水果摊老板抬起头,眼角的皱纹挤在一起,露出个和善的笑容:“小伙子,今天苹果新鲜,刚从华夏那边运过来的,一斤五百缅币,给你算便宜点。”
他的目光在段景宏脸上停留了两秒,又快速移开,落在段景宏肩上的空布包上,手指依旧擦着手里的苹果,动作没停。

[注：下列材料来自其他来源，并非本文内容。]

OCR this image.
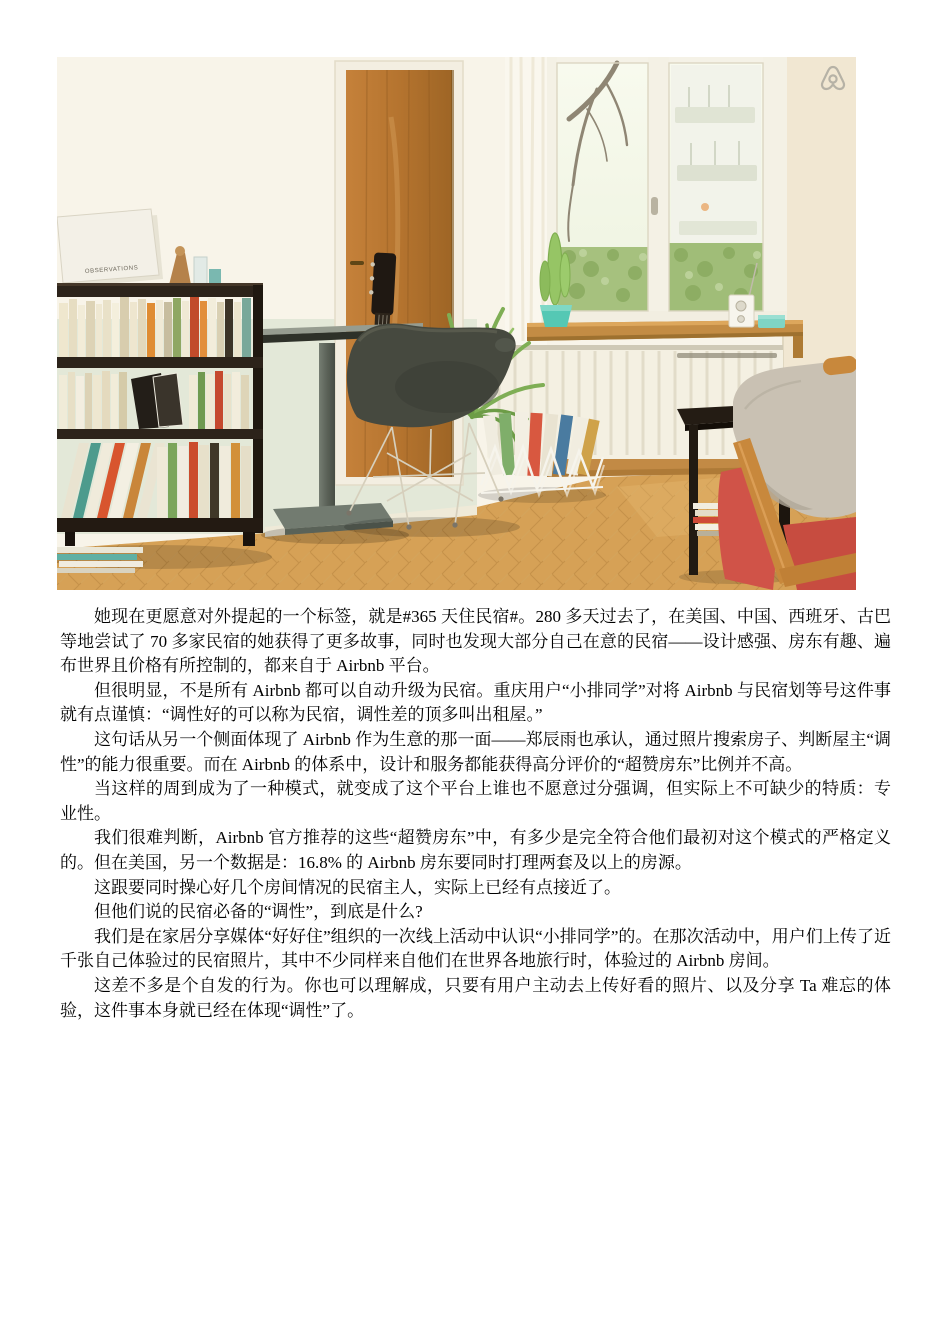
OBSERVATIONS

她现在更愿意对外提起的一个标签，就是#365 天住民宿#。280 多天过去了，在美国、中国、西班牙、古巴等地尝试了 70 多家民宿的她获得了更多故事，同时也发现大部分自己在意的民宿——设计感强、房东有趣、遍布世界且价格有所控制的，都来自于 Airbnb 平台。

但很明显，不是所有 Airbnb 都可以自动升级为民宿。重庆用户“小排同学”对将 Airbnb 与民宿划等号这件事就有点谨慎：“调性好的可以称为民宿，调性差的顶多叫出租屋。”

这句话从另一个侧面体现了 Airbnb 作为生意的那一面——郑辰雨也承认，通过照片搜索房子、判断屋主“调性”的能力很重要。而在 Airbnb 的体系中，设计和服务都能获得高分评价的“超赞房东”比例并不高。

当这样的周到成为了一种模式，就变成了这个平台上谁也不愿意过分强调，但实际上不可缺少的特质：专业性。

我们很难判断，Airbnb 官方推荐的这些“超赞房东”中，有多少是完全符合他们最初对这个模式的严格定义的。但在美国，另一个数据是：16.8% 的 Airbnb 房东要同时打理两套及以上的房源。

这跟要同时操心好几个房间情况的民宿主人，实际上已经有点接近了。

但他们说的民宿必备的“调性”，到底是什么?

我们是在家居分享媒体“好好住”组织的一次线上活动中认识“小排同学”的。在那次活动中，用户们上传了近千张自己体验过的民宿照片，其中不少同样来自他们在世界各地旅行时，体验过的 Airbnb 房间。

这差不多是个自发的行为。你也可以理解成，只要有用户主动去上传好看的照片、以及分享 Ta 难忘的体验，这件事本身就已经在体现“调性”了。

段景宏心里有了底,老板的回应里没有“没熟”的推脱,反而提了“华夏”,这是“安全信号”啊。
他笑了笑,把苹果放回摊位上:“不了,家里还有,就是路过,看你这苹果好,多问一句。”
他顿了顿,故意往左右看了看,像是在确认有没有人注意,然后声音压得更低,“最近家里人总念叨,说想吃点甜的,下次要是有更甜的,记得给我留着。”
这话是段景宏早就想好的试探。
“家里人”是他们对“警方”的暗指,“想吃甜的”则是“需要传递信息”的意思。
老板手里的抹布顿了一下,随即又恢复了之前的节奏,拿起一个芒果递给段景宏:“这个芒果甜,你先拿着尝尝,下次来再给钱。”
他递芒果的同时,左手悄悄伸到摊位下,指尖碰了碰段景宏的手背,动作快得像错觉。
段景宏的心猛地一跳,知道老板已经明白了他的意思。
他接过芒果,顺势将藏在掌心的纸条递了过去,纸条被揉成了小团,刚好能攥在指尖。
老板的手指接过纸团,飞快地塞进腰间的布兜里,然后又拿起一个苹果,塞到段景宏手里:“两个都拿着,自家摊位,别客气。”
“那多谢老板了。”段景宏接过苹果,脸上露出感激的笑容,语气却带着一丝不易察觉的急切,“老板,最近家里有点不太平,孩子总哭闹,你说该怎么办才好?”
这话是在说他现在的困境,寸文山的怀疑越来越重,他的卧底身份随时可能暴露。
老板的动作没停,依旧擦着苹果,声音却沉了些:“别慌,孩子哭闹总有原因,多哄哄就好了。”
“下次来,我给你带点安神的草药,保证管用。”
这意思也很好理解了。
“安神的草药”是“警方会提供支援,让他安心”的意思,段景宏听到这话,心里悬着的石头终于落了一半,紧绷的肩膀也放松了些。
“那我先谢过老板了,下次再来光顾。”段景宏对着老板拱了拱手,拿着芒果和苹果,转身就走,脚步比来时轻快了些,却依旧没敢回头。
他怕自己的回头会引起不必要的怀疑,更怕看到不该看的东西。
离水果摊不远的茶馆二楼,沐孟莲正躲在窗帘后的阴影里,手里攥着一个望远镜,目光死死盯着段景宏的背影。
她是按照寸文山的吩咐,暗中监视段景宏和龙楚雄的行踪。
龙楚雄去赌场的方向她已经记下来了,现在要盯紧段景宏,看他有没有异常举动。
刚才段景宏走向水果摊时,沐孟莲的心里就咯噔了一下,握着望远镜的手指也紧了紧。